À ces paroles de l’esclave blanche, son maître lui dit : « Tu peux maintenant t’arrêter ! Au tour de la noire ! » Alors Prunelle-de-l’Œil, qui s’était tenue immobile, regarda Visage-de-Lune, et lui dit :

« Ne connais-tu pas, ô blanche ignorante, le passage du Korân où Allah Très-Haut a juré par la nuit ténébreuse et le jour éclatant ? Or, Allah Très-Haut, dans ce serment, a commencé par nommer d’abord la nuit, et ensuite le jour. Il ne l’aurait pas fait, s’il ne préférait la nuit au jour.

« Et puis ! La couleur noire des poils et des cheveux n’est-elle pas le signe et l’ornement de la jeunesse, comme la couleur blanche est l’indice de la vieillesse et de la fin des jouissances de la vie ? Et si la couleur noire n’était pas la plus estimée des couleurs…

— À ce moment de sa narration, Schahrazade vit apparaître le matin et se tut discrètement.

MAIS LORSQUE FUT
LA TROIS CENT TRENTE-CINQUIÈME NUIT

Elle dit :

« … Et si la couleur noire n’était pas la plus estimée des couleurs, Allah ne l’eût pas rendue tellement chère au noyau des yeux et du cœur. Aussi, qu’elles sont vraies ces paroles du poète :

« Si j’aime tant un corps d’ébène, c’est qu’il est jeune et contient un cœur chaud et des prunelles de feu.

« Quant à ce qui est blanc, ô l’horreur extrême ! Si des fois je suis forcé d’avaler un blanc d’œuf, ou de me consoler, à défaut de mieux, d’une chair couleur de blanc d’œuf, c’est fort rare !

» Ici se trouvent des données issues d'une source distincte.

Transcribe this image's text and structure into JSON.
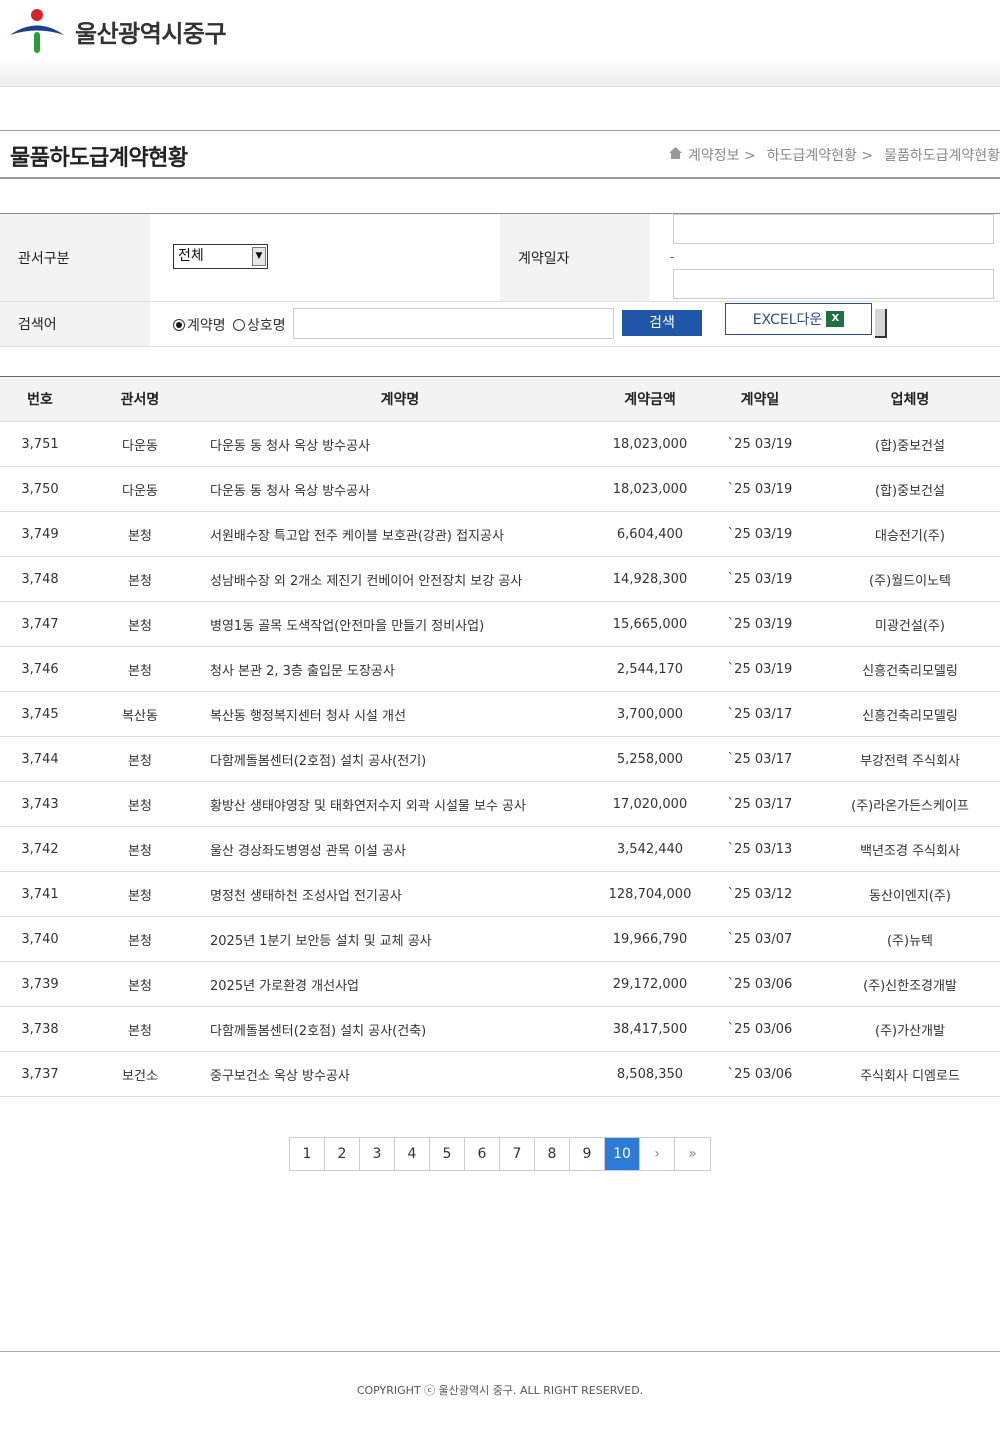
{
  "logo": {
    "text": "울산광역시중구"
  },
  "title_bar": {
    "title": "물품하도급계약현황",
    "breadcrumb": [
      "계약정보 >",
      "하도급계약현황 >",
      "물품하도급계약현황"
    ]
  },
  "search": {
    "office_label": "관서구분",
    "office_selected": "전체",
    "date_label": "계약일자",
    "date_separator": "-",
    "keyword_label": "검색어",
    "radio_contract": "계약명",
    "radio_company": "상호명",
    "search_button": "검색",
    "excel_button": "EXCEL다운",
    "excel_icon": "X"
  },
  "table": {
    "headers": [
      "번호",
      "관서명",
      "계약명",
      "계약금액",
      "계약일",
      "업체명"
    ],
    "rows": [
      [
        "3,751",
        "다운동",
        "다운동 동 청사 옥상 방수공사",
        "18,023,000",
        "`25 03/19",
        "(합)중보건설"
      ],
      [
        "3,750",
        "다운동",
        "다운동 동 청사 옥상 방수공사",
        "18,023,000",
        "`25 03/19",
        "(합)중보건설"
      ],
      [
        "3,749",
        "본청",
        "서원배수장 특고압 전주 케이블 보호관(강관) 접지공사",
        "6,604,400",
        "`25 03/19",
        "대승전기(주)"
      ],
      [
        "3,748",
        "본청",
        "성남배수장 외 2개소 제진기 컨베이어 안전장치 보강 공사",
        "14,928,300",
        "`25 03/19",
        "(주)월드이노텍"
      ],
      [
        "3,747",
        "본청",
        "병영1동 골목 도색작업(안전마을 만들기 정비사업)",
        "15,665,000",
        "`25 03/19",
        "미광건설(주)"
      ],
      [
        "3,746",
        "본청",
        "청사 본관 2, 3층 출입문 도장공사",
        "2,544,170",
        "`25 03/19",
        "신흥건축리모델링"
      ],
      [
        "3,745",
        "복산동",
        "복산동 행정복지센터 청사 시설 개선",
        "3,700,000",
        "`25 03/17",
        "신흥건축리모델링"
      ],
      [
        "3,744",
        "본청",
        "다함께돌봄센터(2호점) 설치 공사(전기)",
        "5,258,000",
        "`25 03/17",
        "부강전력 주식회사"
      ],
      [
        "3,743",
        "본청",
        "황방산 생태야영장 및 태화연저수지 외곽 시설물 보수 공사",
        "17,020,000",
        "`25 03/17",
        "(주)라온가든스케이프"
      ],
      [
        "3,742",
        "본청",
        "울산 경상좌도병영성 관목 이설 공사",
        "3,542,440",
        "`25 03/13",
        "백년조경 주식회사"
      ],
      [
        "3,741",
        "본청",
        "명정천 생태하천 조성사업 전기공사",
        "128,704,000",
        "`25 03/12",
        "동산이엔지(주)"
      ],
      [
        "3,740",
        "본청",
        "2025년 1분기 보안등 설치 및 교체 공사",
        "19,966,790",
        "`25 03/07",
        "(주)뉴텍"
      ],
      [
        "3,739",
        "본청",
        "2025년 가로환경 개선사업",
        "29,172,000",
        "`25 03/06",
        "(주)신한조경개발"
      ],
      [
        "3,738",
        "본청",
        "다함께돌봄센터(2호점) 설치 공사(건축)",
        "38,417,500",
        "`25 03/06",
        "(주)가산개발"
      ],
      [
        "3,737",
        "보건소",
        "중구보건소 옥상 방수공사",
        "8,508,350",
        "`25 03/06",
        "주식회사 디엠로드"
      ]
    ]
  },
  "pagination": {
    "pages": [
      "1",
      "2",
      "3",
      "4",
      "5",
      "6",
      "7",
      "8",
      "9",
      "10"
    ],
    "current": "10",
    "next": "›",
    "last": "»"
  },
  "footer": {
    "copyright": "COPYRIGHT ⓒ 울산광역시 중구. ALL RIGHT RESERVED."
  },
  "colors": {
    "search_button": "#1f56a8",
    "active_page": "#2d7bd8",
    "excel_icon": "#1e7145"
  }
}
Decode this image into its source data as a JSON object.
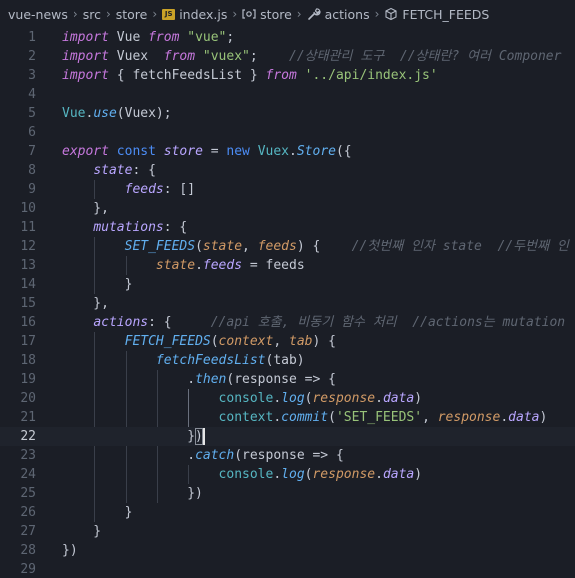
{
  "breadcrumb": {
    "items": [
      {
        "label": "vue-news",
        "icon": ""
      },
      {
        "label": "src",
        "icon": ""
      },
      {
        "label": "store",
        "icon": ""
      },
      {
        "label": "index.js",
        "icon": "js-file-icon"
      },
      {
        "label": "store",
        "icon": "variable-icon"
      },
      {
        "label": "actions",
        "icon": "wrench-icon"
      },
      {
        "label": "FETCH_FEEDS",
        "icon": "cube-icon"
      }
    ],
    "js_badge": "JS"
  },
  "editor": {
    "current_line": 22,
    "lines": [
      [
        [
          "kw",
          "import"
        ],
        [
          "plain",
          " Vue "
        ],
        [
          "kw",
          "from"
        ],
        [
          "plain",
          " "
        ],
        [
          "str",
          "\"vue\""
        ],
        [
          "plain",
          ";"
        ]
      ],
      [
        [
          "kw",
          "import"
        ],
        [
          "plain",
          " Vuex  "
        ],
        [
          "kw",
          "from"
        ],
        [
          "plain",
          " "
        ],
        [
          "str",
          "\"vuex\""
        ],
        [
          "plain",
          ";    "
        ],
        [
          "cm",
          "//상태관리 도구  //상태란? 여러 Componer"
        ]
      ],
      [
        [
          "kw",
          "import"
        ],
        [
          "plain",
          " { fetchFeedsList } "
        ],
        [
          "kw",
          "from"
        ],
        [
          "plain",
          " "
        ],
        [
          "str",
          "'../api/index.js'"
        ]
      ],
      [],
      [
        [
          "cls",
          "Vue"
        ],
        [
          "plain",
          "."
        ],
        [
          "fn",
          "use"
        ],
        [
          "plain",
          "(Vuex);"
        ]
      ],
      [],
      [
        [
          "kw",
          "export"
        ],
        [
          "plain",
          " "
        ],
        [
          "kw2",
          "const"
        ],
        [
          "plain",
          " "
        ],
        [
          "prop",
          "store"
        ],
        [
          "plain",
          " = "
        ],
        [
          "kw2",
          "new"
        ],
        [
          "plain",
          " "
        ],
        [
          "cls",
          "Vuex"
        ],
        [
          "plain",
          "."
        ],
        [
          "fn",
          "Store"
        ],
        [
          "plain",
          "({"
        ]
      ],
      [
        [
          "plain",
          "    "
        ],
        [
          "prop",
          "state"
        ],
        [
          "plain",
          ": {"
        ]
      ],
      [
        [
          "plain",
          "        "
        ],
        [
          "prop",
          "feeds"
        ],
        [
          "plain",
          ": []"
        ]
      ],
      [
        [
          "plain",
          "    },"
        ]
      ],
      [
        [
          "plain",
          "    "
        ],
        [
          "prop",
          "mutations"
        ],
        [
          "plain",
          ": {"
        ]
      ],
      [
        [
          "plain",
          "        "
        ],
        [
          "fn",
          "SET_FEEDS"
        ],
        [
          "plain",
          "("
        ],
        [
          "par",
          "state"
        ],
        [
          "plain",
          ", "
        ],
        [
          "par",
          "feeds"
        ],
        [
          "plain",
          ") {    "
        ],
        [
          "cm",
          "//첫번째 인자 state  //두번째 인"
        ]
      ],
      [
        [
          "plain",
          "            "
        ],
        [
          "par",
          "state"
        ],
        [
          "plain",
          "."
        ],
        [
          "prop",
          "feeds"
        ],
        [
          "plain",
          " = feeds"
        ]
      ],
      [
        [
          "plain",
          "        }"
        ]
      ],
      [
        [
          "plain",
          "    },"
        ]
      ],
      [
        [
          "plain",
          "    "
        ],
        [
          "prop",
          "actions"
        ],
        [
          "plain",
          ": {     "
        ],
        [
          "cm",
          "//api 호출, 비동기 함수 처리  //actions는 mutation"
        ]
      ],
      [
        [
          "plain",
          "        "
        ],
        [
          "fn",
          "FETCH_FEEDS"
        ],
        [
          "plain",
          "("
        ],
        [
          "par",
          "context"
        ],
        [
          "plain",
          ", "
        ],
        [
          "par",
          "tab"
        ],
        [
          "plain",
          ") {"
        ]
      ],
      [
        [
          "plain",
          "            "
        ],
        [
          "fn",
          "fetchFeedsList"
        ],
        [
          "plain",
          "(tab)"
        ]
      ],
      [
        [
          "plain",
          "                ."
        ],
        [
          "fn",
          "then"
        ],
        [
          "plain",
          "(response => {"
        ]
      ],
      [
        [
          "plain",
          "                    "
        ],
        [
          "cls",
          "console"
        ],
        [
          "plain",
          "."
        ],
        [
          "fn",
          "log"
        ],
        [
          "plain",
          "("
        ],
        [
          "par",
          "response"
        ],
        [
          "plain",
          "."
        ],
        [
          "prop",
          "data"
        ],
        [
          "plain",
          ")"
        ]
      ],
      [
        [
          "plain",
          "                    "
        ],
        [
          "cls",
          "context"
        ],
        [
          "plain",
          "."
        ],
        [
          "fn",
          "commit"
        ],
        [
          "plain",
          "("
        ],
        [
          "str",
          "'SET_FEEDS'"
        ],
        [
          "plain",
          ", "
        ],
        [
          "par",
          "response"
        ],
        [
          "plain",
          "."
        ],
        [
          "prop",
          "data"
        ],
        [
          "plain",
          ")"
        ]
      ],
      [
        [
          "plain",
          "                })"
        ]
      ],
      [
        [
          "plain",
          "                ."
        ],
        [
          "fn",
          "catch"
        ],
        [
          "plain",
          "(response => {"
        ]
      ],
      [
        [
          "plain",
          "                    "
        ],
        [
          "cls",
          "console"
        ],
        [
          "plain",
          "."
        ],
        [
          "fn",
          "log"
        ],
        [
          "plain",
          "("
        ],
        [
          "par",
          "response"
        ],
        [
          "plain",
          "."
        ],
        [
          "prop",
          "data"
        ],
        [
          "plain",
          ")"
        ]
      ],
      [
        [
          "plain",
          "                })"
        ]
      ],
      [
        [
          "plain",
          "        }"
        ]
      ],
      [
        [
          "plain",
          "    }"
        ]
      ],
      [
        [
          "plain",
          "})"
        ]
      ],
      []
    ]
  }
}
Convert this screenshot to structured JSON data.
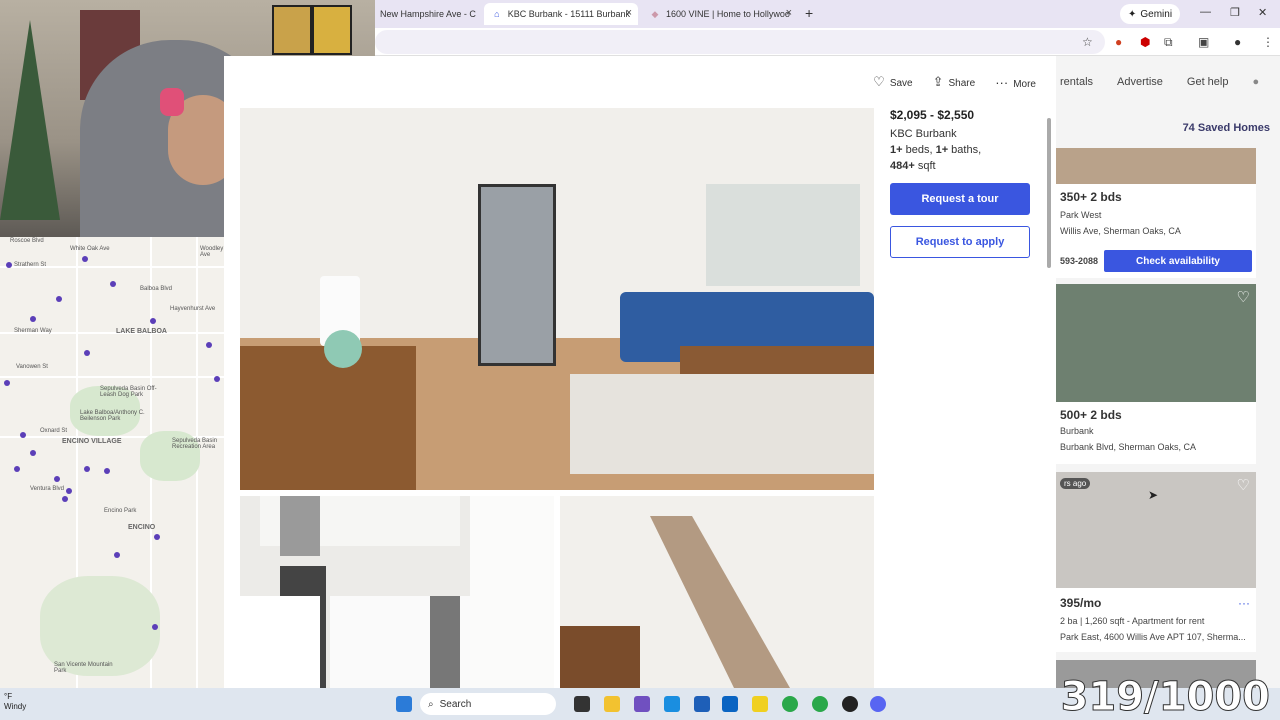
{
  "browser": {
    "tabs": [
      {
        "label": "New Hampshire Ave - C"
      },
      {
        "label": "KBC Burbank - 15111 Burbank"
      },
      {
        "label": "1600 VINE | Home to Hollywoo"
      }
    ],
    "gemini_label": "Gemini"
  },
  "listing": {
    "actions": {
      "save": "Save",
      "share": "Share",
      "more": "More"
    },
    "price": "$2,095 - $2,550",
    "name": "KBC Burbank",
    "beds": "1+",
    "beds_label": " beds, ",
    "baths": "1+",
    "baths_label": " baths,",
    "sqft": "484+",
    "sqft_label": " sqft",
    "tour_button": "Request a tour",
    "apply_button": "Request to apply"
  },
  "results": {
    "nav": [
      "rentals",
      "Advertise",
      "Get help"
    ],
    "saved_homes": "74 Saved Homes",
    "cards": [
      {
        "title": "350+ 2 bds",
        "line1": "Park West",
        "line2": "Willis Ave, Sherman Oaks, CA",
        "phone": "593-2088",
        "cta": "Check availability"
      },
      {
        "title": "500+ 2 bds",
        "line1": "Burbank",
        "line2": "Burbank Blvd, Sherman Oaks, CA"
      },
      {
        "badge": "rs ago",
        "title": "395/mo",
        "line1": "2 ba | 1,260 sqft - Apartment for rent",
        "line2": "Park East, 4600 Willis Ave APT 107, Sherma..."
      }
    ]
  },
  "map": {
    "labels": [
      "Roscoe Blvd",
      "Strathern St",
      "Sherman Way",
      "Vanowen St",
      "LAKE BALBOA",
      "Sepulveda Basin Off-Leash Dog Park",
      "Lake Balboa/Anthony C. Beilenson Park",
      "Sepulveda Basin Recreation Area",
      "ENCINO VILLAGE",
      "Encino Park",
      "ENCINO",
      "San Vicente Mountain Park",
      "Oxnard St",
      "Ventura Blvd",
      "White Oak Ave",
      "Balboa Blvd",
      "Hayvenhurst Ave",
      "Woodley Ave"
    ]
  },
  "taskbar": {
    "search": "Search",
    "weather_temp": "°F",
    "weather_desc": "Windy"
  },
  "overlay_counter": "319/1000"
}
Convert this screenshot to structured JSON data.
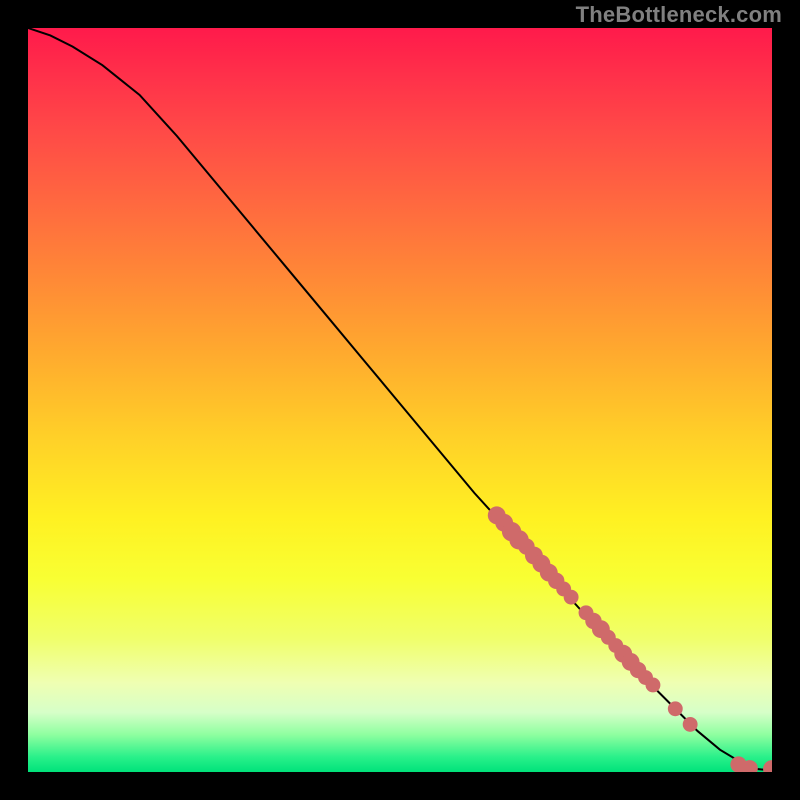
{
  "watermark": {
    "text": "TheBottleneck.com"
  },
  "colors": {
    "dot": "#cf6a6a",
    "curve": "#000000",
    "frame": "#000000"
  },
  "chart_data": {
    "type": "line",
    "title": "",
    "xlabel": "",
    "ylabel": "",
    "xlim": [
      0,
      100
    ],
    "ylim": [
      0,
      100
    ],
    "grid": false,
    "series": [
      {
        "name": "bottleneck-curve",
        "x": [
          0,
          3,
          6,
          10,
          15,
          20,
          25,
          30,
          35,
          40,
          45,
          50,
          55,
          60,
          65,
          70,
          75,
          80,
          85,
          90,
          93,
          96,
          98,
          100
        ],
        "y": [
          100,
          99,
          97.5,
          95,
          91,
          85.5,
          79.5,
          73.5,
          67.5,
          61.5,
          55.5,
          49.5,
          43.5,
          37.5,
          32,
          26.5,
          21,
          15.5,
          10.5,
          5.5,
          3,
          1.2,
          0.4,
          0.2
        ]
      }
    ],
    "points": [
      {
        "x": 63,
        "y": 34.5,
        "r": 1.2
      },
      {
        "x": 64,
        "y": 33.5,
        "r": 1.2
      },
      {
        "x": 65,
        "y": 32.3,
        "r": 1.3
      },
      {
        "x": 66,
        "y": 31.2,
        "r": 1.3
      },
      {
        "x": 67,
        "y": 30.3,
        "r": 1.1
      },
      {
        "x": 68,
        "y": 29.1,
        "r": 1.2
      },
      {
        "x": 69,
        "y": 28.0,
        "r": 1.2
      },
      {
        "x": 70,
        "y": 26.8,
        "r": 1.2
      },
      {
        "x": 71,
        "y": 25.7,
        "r": 1.1
      },
      {
        "x": 72,
        "y": 24.6,
        "r": 1.0
      },
      {
        "x": 73,
        "y": 23.5,
        "r": 1.0
      },
      {
        "x": 75,
        "y": 21.4,
        "r": 1.0
      },
      {
        "x": 76,
        "y": 20.3,
        "r": 1.1
      },
      {
        "x": 77,
        "y": 19.2,
        "r": 1.2
      },
      {
        "x": 78,
        "y": 18.1,
        "r": 1.0
      },
      {
        "x": 79,
        "y": 17.0,
        "r": 1.0
      },
      {
        "x": 80,
        "y": 15.9,
        "r": 1.2
      },
      {
        "x": 81,
        "y": 14.8,
        "r": 1.2
      },
      {
        "x": 82,
        "y": 13.7,
        "r": 1.1
      },
      {
        "x": 83,
        "y": 12.7,
        "r": 1.0
      },
      {
        "x": 84,
        "y": 11.7,
        "r": 1.0
      },
      {
        "x": 87,
        "y": 8.5,
        "r": 1.0
      },
      {
        "x": 89,
        "y": 6.4,
        "r": 1.0
      },
      {
        "x": 95.5,
        "y": 1.0,
        "r": 1.1
      },
      {
        "x": 97.0,
        "y": 0.5,
        "r": 1.1
      },
      {
        "x": 100,
        "y": 0.4,
        "r": 1.2
      }
    ]
  }
}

« Mais jamais vous ne me verrez éprouver un amour extrême pour un linceul blanc, ou me plaire à des cheveux de même couleur. »

« Et un autre poète a dit :

« Si je deviens fou de l’excès de mon amour pour cette femme noire au corps lustré, ne vous étonnez pas, ô mes amis,

« Car toute folie, nous apprennent les médecins, est toujours précédée par des idées noires ! »

« Un autre a dit également :

« Je n’aime point ces femmes blanches dont on croirait la peau recouverte de farine dartreuse !

« L’amie que j’aime est une noire dont la couleur est celle de la nuit et le visage celui de la lune : couleur et visage inséparables, car si la nuit n’existait pas il n’y aurait pas de clarté de lune ! »

« Et puis ! Quand se font-elles, les réunions intimes des amis, si ce n’est la nuit ? Et quelle gratitude ne doivent-ils point, les amoureux, aux ténèbres de la nuit qui favorisent leurs ébats, les préservent des indiscrets et les abritent contre les blâmes. Mais, par contre, quels sentiments de répulsion n’ont-ils point contre le jour indiscret qui les dérange et les compromet ? Cette seule différence devrait te suffire, ô blanche ! Mais écoute encore ce que dit le poète :

« Je n’aime point ce garçon lourd dont la couleur blanche est due à la graisse dont il est bouffi ; mais j’aime ce jeune noir, svelte et mince, aux chairs fermes.

« Car de ma nature j’ai toujours préféré comme monture, pour la joute des lances, un jeune étalon aux fins jarrets, et j’ai laissé les autres monter les éléphants ! »

« Et un autre a dit :

« L’ami est venu me voir cette nuit, et nous nous couchâmes côte à côte avec délices. Le matin nous surprit accolés encore !

« Si j’ai un vœu à formuler au Seigneur, c’est de faire de tous mes jours des nuits pour que jamais ne me quitte l’ami ! »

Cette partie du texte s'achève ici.